Falta de gasolina intensifica vontade dos egípcios de que Mursi renuncie

Já passava bastante da meia-noite quando Mahmoud Hifny finalmente perdeu a cabeça.

Hifny havia avançado com dificuldade pelo congestionamento, suando dentro de seu carro, enquanto o ponteiro do combustível pairava ameaçadoramente sobre o "E" vermelho quando, finalmente, ele conseguiu entrar numa fila sinuosa que levava a um dos poucos postos de gasolina do centro da cidade que ainda tinham combustível para vender. Duas horas depois, ele ainda estava esperando, preso em um mar de carros sufocados pela fumaça e cujos motoristas também tinham perdido horas tentando encher seus tanques.

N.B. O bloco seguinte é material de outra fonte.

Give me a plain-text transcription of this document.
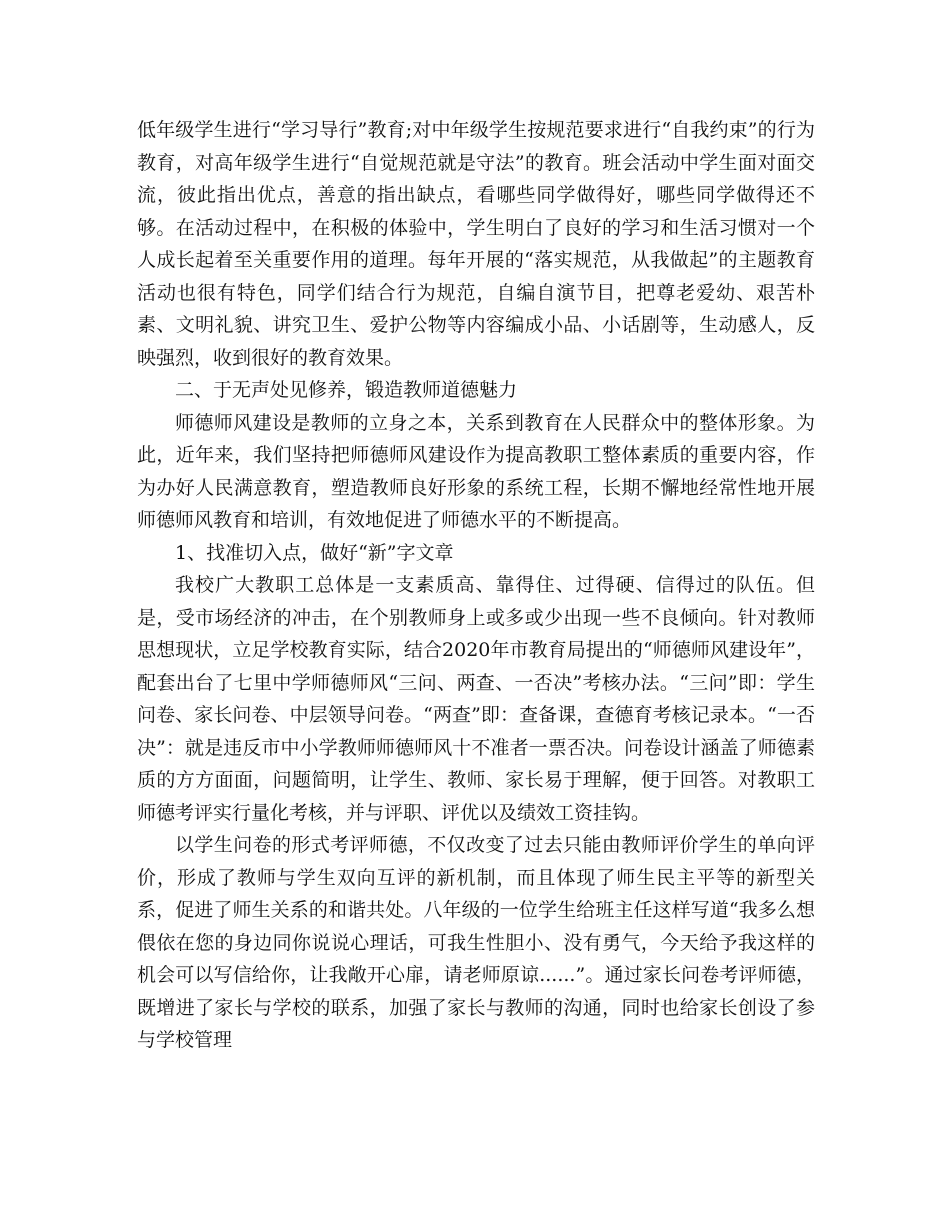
低年级学生进行“学习导行”教育;对中年级学生按规范要求进行“自我约束”的行为教育，对高年级学生进行“自觉规范就是守法”的教育。班会活动中学生面对面交流，彼此指出优点，善意的指出缺点，看哪些同学做得好，哪些同学做得还不够。在活动过程中，在积极的体验中，学生明白了良好的学习和生活习惯对一个人成长起着至关重要作用的道理。每年开展的“落实规范，从我做起”的主题教育活动也很有特色，同学们结合行为规范，自编自演节目，把尊老爱幼、艰苦朴素、文明礼貌、讲究卫生、爱护公物等内容编成小品、小话剧等，生动感人，反映强烈，收到很好的教育效果。

二、于无声处见修养，锻造教师道德魅力

师德师风建设是教师的立身之本，关系到教育在人民群众中的整体形象。为此，近年来，我们坚持把师德师风建设作为提高教职工整体素质的重要内容，作为办好人民满意教育，塑造教师良好形象的系统工程，长期不懈地经常性地开展师德师风教育和培训，有效地促进了师德水平的不断提高。

1、找准切入点，做好“新”字文章

我校广大教职工总体是一支素质高、靠得住、过得硬、信得过的队伍。但是，受市场经济的冲击，在个别教师身上或多或少出现一些不良倾向。针对教师思想现状，立足学校教育实际，结合2020年市教育局提出的“师德师风建设年”，配套出台了七里中学师德师风“三问、两查、一否决”考核办法。“三问”即：学生问卷、家长问卷、中层领导问卷。“两查”即：查备课，查德育考核记录本。“一否决”：就是违反市中小学教师师德师风十不准者一票否决。问卷设计涵盖了师德素质的方方面面，问题简明，让学生、教师、家长易于理解，便于回答。对教职工师德考评实行量化考核，并与评职、评优以及绩效工资挂钩。

以学生问卷的形式考评师德，不仅改变了过去只能由教师评价学生的单向评价，形成了教师与学生双向互评的新机制，而且体现了师生民主平等的新型关系，促进了师生关系的和谐共处。八年级的一位学生给班主任这样写道“我多么想偎依在您的身边同你说说心理话，可我生性胆小、没有勇气，今天给予我这样的机会可以写信给你，让我敞开心扉，请老师原谅......”。通过家长问卷考评师德，既增进了家长与学校的联系，加强了家长与教师的沟通，同时也给家长创设了参与学校管理
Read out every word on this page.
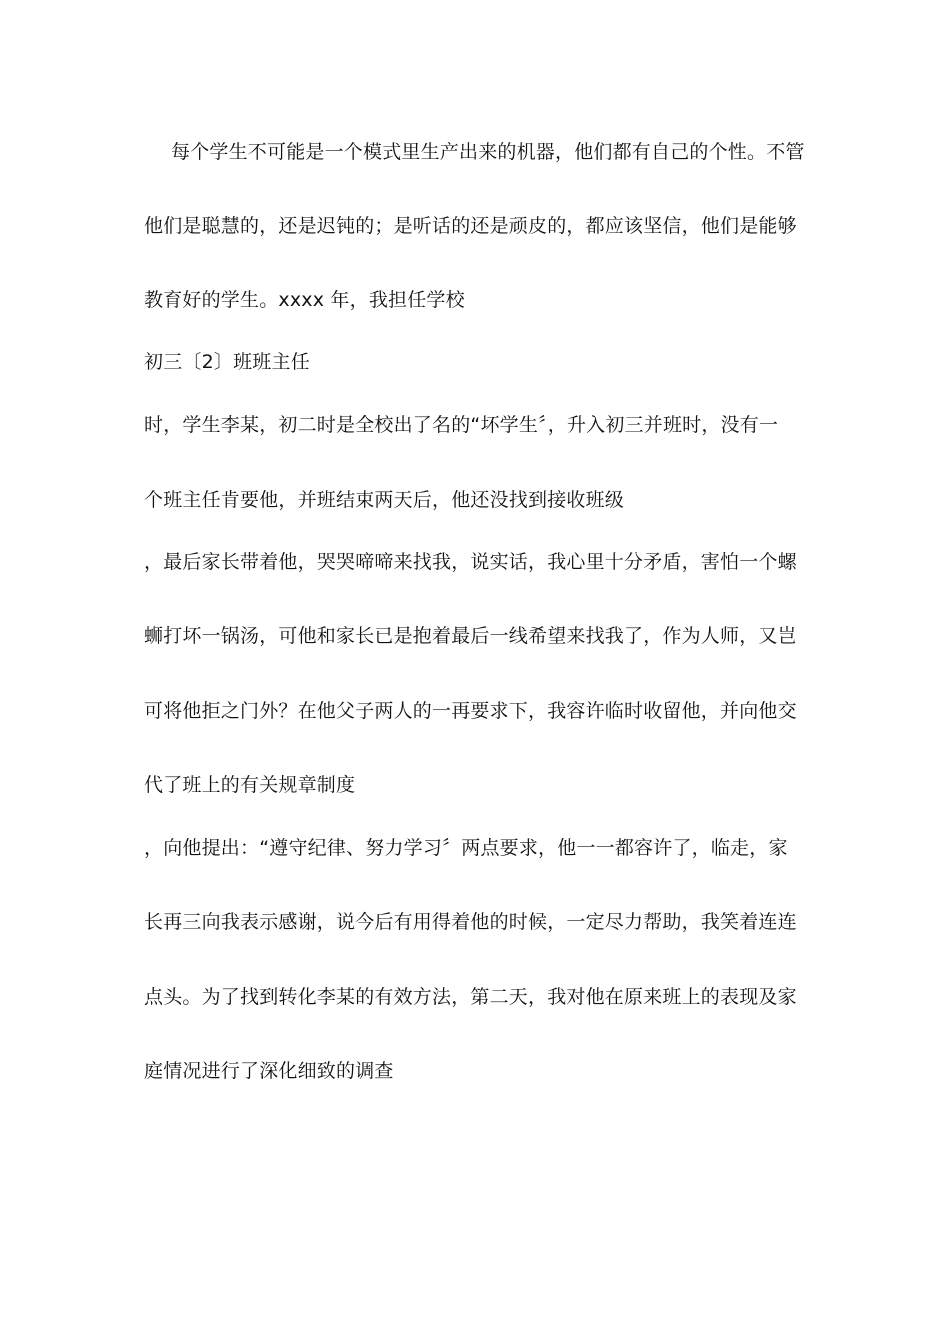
每个学生不可能是一个模式里生产出来的机器，他们都有自己的个性。不管
他们是聪慧的，还是迟钝的；是听话的还是顽皮的，都应该坚信，他们是能够
教育好的学生。xxxx 年，我担任学校
初三〔2〕班班主任
时，学生李某，初二时是全校出了名的“坏学生〞，升入初三并班时，没有一
个班主任肯要他，并班结束两天后，他还没找到接收班级
，最后家长带着他，哭哭啼啼来找我，说实话，我心里十分矛盾，害怕一个螺
蛳打坏一锅汤，可他和家长已是抱着最后一线希望来找我了，作为人师，又岂
可将他拒之门外？在他父子两人的一再要求下，我容许临时收留他，并向他交
代了班上的有关规章制度
，向他提出：“遵守纪律、努力学习〞两点要求，他一一都容许了，临走，家
长再三向我表示感谢，说今后有用得着他的时候，一定尽力帮助，我笑着连连
点头。为了找到转化李某的有效方法，第二天，我对他在原来班上的表现及家
庭情况进行了深化细致的调查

"Nós vamos nos livrar desses filhos da mãe!", gritou Hifny, 42 anos. O grito não tinha nenhum alvo em especial, embora todos soubessem que ele estava se referindo ao presidente Mohamed Mursi e a seus aliados. Os motoristas que estavam próximos assentiram com a cabeça. "Eles são os responsáveis por todos os problemas deste país!"

Uma poderosa confluência de crises está engolindo o Egito enquanto as temperaturas do verão alcançam picos que mais parecem castigos divinos, exaltando os ânimos e alimentando a raiva de muitas pessoas em relação aos líderes do país.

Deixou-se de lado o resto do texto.